Import necessary types:
from metadata.ingestion.api.models import Either, StackTraceError
from metadata.generated.schema.api.data.createDirectory import CreateDirectoryRequest
from metadata.generated.schema.api.data.createFile import CreateFileRequest
from metadata.generated.schema.api.data.createSpreadsheet import CreateSpreadsheetRequest
from metadata.generated.schema.api.data.createWorksheet import CreateWorksheetRequest
Example usage:
for directory in self.drive_client.list_directories():
try:
yield Either(
right=CreateDirectoryRequest(
name=directory.name,
description=directory.description,
parent=directory.parent_fqn,
href=directory.href,
)
)
except Exception as exc:
yield Either(
left=StackTraceError(
name="Drive Directory Ingestion Error",
error=str(exc),
stack_trace=traceback.format_exc(),
)
)
for file_metadata in self.drive_client.list_files():
yield Either(
right=CreateFileRequest(
name=file_metadata.name,
description=file_metadata.description,
fileFormats=file_metadata.file_formats,
parent=file_metadata.parent_directory_fqn,
size=file_metadata.size,
)
)
Extend the same pattern with CreateSpreadsheetRequest and CreateWorksheetRequest if your Drive service exposes those concepts.
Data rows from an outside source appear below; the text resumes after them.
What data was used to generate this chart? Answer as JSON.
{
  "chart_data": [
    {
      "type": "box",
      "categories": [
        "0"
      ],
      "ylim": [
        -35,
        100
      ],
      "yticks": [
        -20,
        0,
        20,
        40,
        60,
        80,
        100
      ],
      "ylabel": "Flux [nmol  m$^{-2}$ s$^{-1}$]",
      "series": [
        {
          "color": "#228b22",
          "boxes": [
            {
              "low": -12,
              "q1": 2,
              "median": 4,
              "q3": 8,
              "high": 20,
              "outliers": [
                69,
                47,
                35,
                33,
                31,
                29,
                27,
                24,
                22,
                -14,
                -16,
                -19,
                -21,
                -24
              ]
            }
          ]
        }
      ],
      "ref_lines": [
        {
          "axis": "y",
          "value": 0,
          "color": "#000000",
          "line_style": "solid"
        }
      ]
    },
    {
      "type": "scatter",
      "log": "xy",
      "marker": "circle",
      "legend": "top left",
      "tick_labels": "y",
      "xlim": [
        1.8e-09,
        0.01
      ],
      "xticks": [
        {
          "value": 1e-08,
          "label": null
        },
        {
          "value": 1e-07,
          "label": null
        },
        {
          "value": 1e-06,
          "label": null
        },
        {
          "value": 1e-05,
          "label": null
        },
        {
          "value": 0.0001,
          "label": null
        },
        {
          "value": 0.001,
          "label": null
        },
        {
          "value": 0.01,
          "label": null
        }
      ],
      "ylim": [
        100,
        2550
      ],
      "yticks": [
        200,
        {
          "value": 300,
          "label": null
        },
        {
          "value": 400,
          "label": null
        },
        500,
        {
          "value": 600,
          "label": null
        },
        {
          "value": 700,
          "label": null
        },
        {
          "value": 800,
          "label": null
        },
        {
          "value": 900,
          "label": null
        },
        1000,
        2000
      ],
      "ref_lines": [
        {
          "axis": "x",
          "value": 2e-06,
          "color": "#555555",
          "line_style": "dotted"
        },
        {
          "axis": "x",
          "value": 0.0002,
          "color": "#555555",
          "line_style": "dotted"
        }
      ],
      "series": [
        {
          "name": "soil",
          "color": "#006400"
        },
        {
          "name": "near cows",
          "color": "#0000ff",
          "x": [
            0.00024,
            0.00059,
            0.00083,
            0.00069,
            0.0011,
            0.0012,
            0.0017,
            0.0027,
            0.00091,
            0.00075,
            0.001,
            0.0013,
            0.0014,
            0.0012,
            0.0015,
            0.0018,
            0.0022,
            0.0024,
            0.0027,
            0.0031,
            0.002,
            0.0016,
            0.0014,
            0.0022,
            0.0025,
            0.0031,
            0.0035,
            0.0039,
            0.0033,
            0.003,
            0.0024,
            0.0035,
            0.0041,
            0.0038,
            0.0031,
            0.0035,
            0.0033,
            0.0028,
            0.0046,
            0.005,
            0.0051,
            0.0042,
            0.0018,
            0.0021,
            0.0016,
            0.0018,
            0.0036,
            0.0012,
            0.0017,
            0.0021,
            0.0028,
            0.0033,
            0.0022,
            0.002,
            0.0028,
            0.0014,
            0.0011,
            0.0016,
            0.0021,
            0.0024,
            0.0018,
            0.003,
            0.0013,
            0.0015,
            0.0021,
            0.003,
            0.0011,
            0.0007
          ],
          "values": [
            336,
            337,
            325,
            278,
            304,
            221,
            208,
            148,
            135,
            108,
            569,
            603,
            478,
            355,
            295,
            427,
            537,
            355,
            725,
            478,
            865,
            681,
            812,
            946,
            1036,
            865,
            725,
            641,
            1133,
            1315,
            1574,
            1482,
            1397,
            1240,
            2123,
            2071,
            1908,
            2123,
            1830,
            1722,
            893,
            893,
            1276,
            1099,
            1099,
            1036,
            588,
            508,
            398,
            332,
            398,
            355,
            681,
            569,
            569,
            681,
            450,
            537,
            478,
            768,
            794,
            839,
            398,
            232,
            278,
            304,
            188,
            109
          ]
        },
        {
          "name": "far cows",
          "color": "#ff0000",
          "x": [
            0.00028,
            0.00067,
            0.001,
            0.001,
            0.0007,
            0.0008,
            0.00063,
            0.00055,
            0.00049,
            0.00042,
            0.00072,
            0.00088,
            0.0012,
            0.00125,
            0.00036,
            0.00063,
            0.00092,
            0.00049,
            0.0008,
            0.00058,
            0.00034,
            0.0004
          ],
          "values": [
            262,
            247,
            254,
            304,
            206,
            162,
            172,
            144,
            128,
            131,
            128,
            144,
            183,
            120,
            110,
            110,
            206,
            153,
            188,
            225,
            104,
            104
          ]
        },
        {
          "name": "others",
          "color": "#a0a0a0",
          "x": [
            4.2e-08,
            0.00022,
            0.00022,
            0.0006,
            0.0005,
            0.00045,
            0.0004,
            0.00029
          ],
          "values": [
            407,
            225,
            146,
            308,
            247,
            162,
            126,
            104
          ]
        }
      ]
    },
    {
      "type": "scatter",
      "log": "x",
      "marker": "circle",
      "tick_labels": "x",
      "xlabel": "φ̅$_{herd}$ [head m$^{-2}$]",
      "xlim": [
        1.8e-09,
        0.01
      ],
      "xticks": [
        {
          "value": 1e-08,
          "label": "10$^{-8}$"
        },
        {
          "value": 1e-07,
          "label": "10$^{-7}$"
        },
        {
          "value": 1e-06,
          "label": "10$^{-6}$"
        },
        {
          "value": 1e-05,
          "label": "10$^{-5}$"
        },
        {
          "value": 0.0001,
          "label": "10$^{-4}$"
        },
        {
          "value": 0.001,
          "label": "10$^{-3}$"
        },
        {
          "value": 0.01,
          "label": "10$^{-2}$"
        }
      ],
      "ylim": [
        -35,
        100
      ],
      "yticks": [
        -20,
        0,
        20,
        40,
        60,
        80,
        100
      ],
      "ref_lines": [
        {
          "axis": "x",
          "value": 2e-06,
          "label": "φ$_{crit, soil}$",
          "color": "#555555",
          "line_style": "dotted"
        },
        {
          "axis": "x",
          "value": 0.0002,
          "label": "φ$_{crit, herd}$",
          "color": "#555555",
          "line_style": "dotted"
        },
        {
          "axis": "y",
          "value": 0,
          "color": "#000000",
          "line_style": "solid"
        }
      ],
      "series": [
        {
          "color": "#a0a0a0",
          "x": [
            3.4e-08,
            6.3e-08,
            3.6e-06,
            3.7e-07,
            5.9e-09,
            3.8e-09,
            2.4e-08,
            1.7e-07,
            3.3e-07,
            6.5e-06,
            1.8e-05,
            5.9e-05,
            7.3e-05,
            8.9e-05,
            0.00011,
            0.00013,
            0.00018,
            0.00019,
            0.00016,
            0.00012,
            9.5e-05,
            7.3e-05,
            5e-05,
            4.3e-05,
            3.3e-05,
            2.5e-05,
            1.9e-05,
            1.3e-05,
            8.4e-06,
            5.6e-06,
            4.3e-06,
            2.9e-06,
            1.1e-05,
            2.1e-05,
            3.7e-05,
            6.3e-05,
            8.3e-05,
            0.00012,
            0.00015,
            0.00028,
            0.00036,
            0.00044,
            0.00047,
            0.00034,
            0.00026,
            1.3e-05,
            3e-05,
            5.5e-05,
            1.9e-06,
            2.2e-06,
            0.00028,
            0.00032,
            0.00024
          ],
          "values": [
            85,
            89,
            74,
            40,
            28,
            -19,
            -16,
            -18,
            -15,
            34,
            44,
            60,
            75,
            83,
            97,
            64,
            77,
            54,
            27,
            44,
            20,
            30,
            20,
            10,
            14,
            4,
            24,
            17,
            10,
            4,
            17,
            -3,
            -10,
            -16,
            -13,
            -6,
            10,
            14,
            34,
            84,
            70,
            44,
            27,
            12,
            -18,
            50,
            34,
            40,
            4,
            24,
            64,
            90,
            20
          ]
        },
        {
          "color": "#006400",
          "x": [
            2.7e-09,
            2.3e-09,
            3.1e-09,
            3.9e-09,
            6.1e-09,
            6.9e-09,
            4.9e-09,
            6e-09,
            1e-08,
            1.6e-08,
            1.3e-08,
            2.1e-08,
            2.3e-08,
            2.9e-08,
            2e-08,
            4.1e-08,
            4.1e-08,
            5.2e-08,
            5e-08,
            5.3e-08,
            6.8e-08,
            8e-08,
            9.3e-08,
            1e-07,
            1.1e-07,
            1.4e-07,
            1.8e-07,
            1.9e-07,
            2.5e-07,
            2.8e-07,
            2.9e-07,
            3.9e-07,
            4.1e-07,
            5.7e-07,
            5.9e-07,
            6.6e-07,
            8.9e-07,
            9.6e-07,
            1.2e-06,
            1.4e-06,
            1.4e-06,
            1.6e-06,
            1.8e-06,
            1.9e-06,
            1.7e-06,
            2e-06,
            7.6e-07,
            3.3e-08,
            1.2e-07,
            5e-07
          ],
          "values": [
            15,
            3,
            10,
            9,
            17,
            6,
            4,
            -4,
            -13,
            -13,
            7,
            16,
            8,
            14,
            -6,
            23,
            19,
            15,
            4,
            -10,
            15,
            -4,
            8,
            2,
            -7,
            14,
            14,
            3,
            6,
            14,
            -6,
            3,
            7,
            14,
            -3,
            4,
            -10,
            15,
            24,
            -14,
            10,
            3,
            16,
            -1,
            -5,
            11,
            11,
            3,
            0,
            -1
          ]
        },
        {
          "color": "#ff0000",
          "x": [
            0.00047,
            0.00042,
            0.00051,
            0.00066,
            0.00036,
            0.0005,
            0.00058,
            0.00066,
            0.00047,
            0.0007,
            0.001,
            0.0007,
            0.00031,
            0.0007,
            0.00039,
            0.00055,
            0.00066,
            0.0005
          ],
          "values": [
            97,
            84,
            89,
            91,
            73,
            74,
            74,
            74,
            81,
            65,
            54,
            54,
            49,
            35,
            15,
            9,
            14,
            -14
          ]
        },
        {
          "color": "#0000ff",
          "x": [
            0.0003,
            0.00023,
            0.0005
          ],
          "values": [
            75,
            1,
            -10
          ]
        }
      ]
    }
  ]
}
Step 3 - Package Your Custom Drive Connector
To use the connector, package it as a Python module. A minimal setup.py may look like:
from setuptools import setup, find_packages
setup(
name="custom_drive_connector",
version="0.1",
packages=find_packages(),
install_requires=[],
)
Build the package:
Step 4 - Update the Ingestion Image
To run your Custom Drive Connector inside Docker (e.g., with Airflow or directly from the UI), the ingestion image must include your module.
Dockerfile example:
FROM openmetadata/ingestion:1.10.0
WORKDIR ingestion
USER airflow
COPY custom_drive custom_drive
COPY setup.py .
RUN pip install --no-deps .
This ensures that your code is baked into the ingestion container. Always align the ingestion image tag with the OpenMetadata version that is running your server/UI.
If you’re using Docker Compose, update your setup to use the new image.
run:
docker compose -f docker-compose.yml up --build
- Navigate to Drive Services
- Click Add New Service > Custom
- Enter your Source Python Class as:
custom_drive.my_drive_connector.MyDriveConnector
Ensure the full module path is specified so OpenMetadata can import the connector.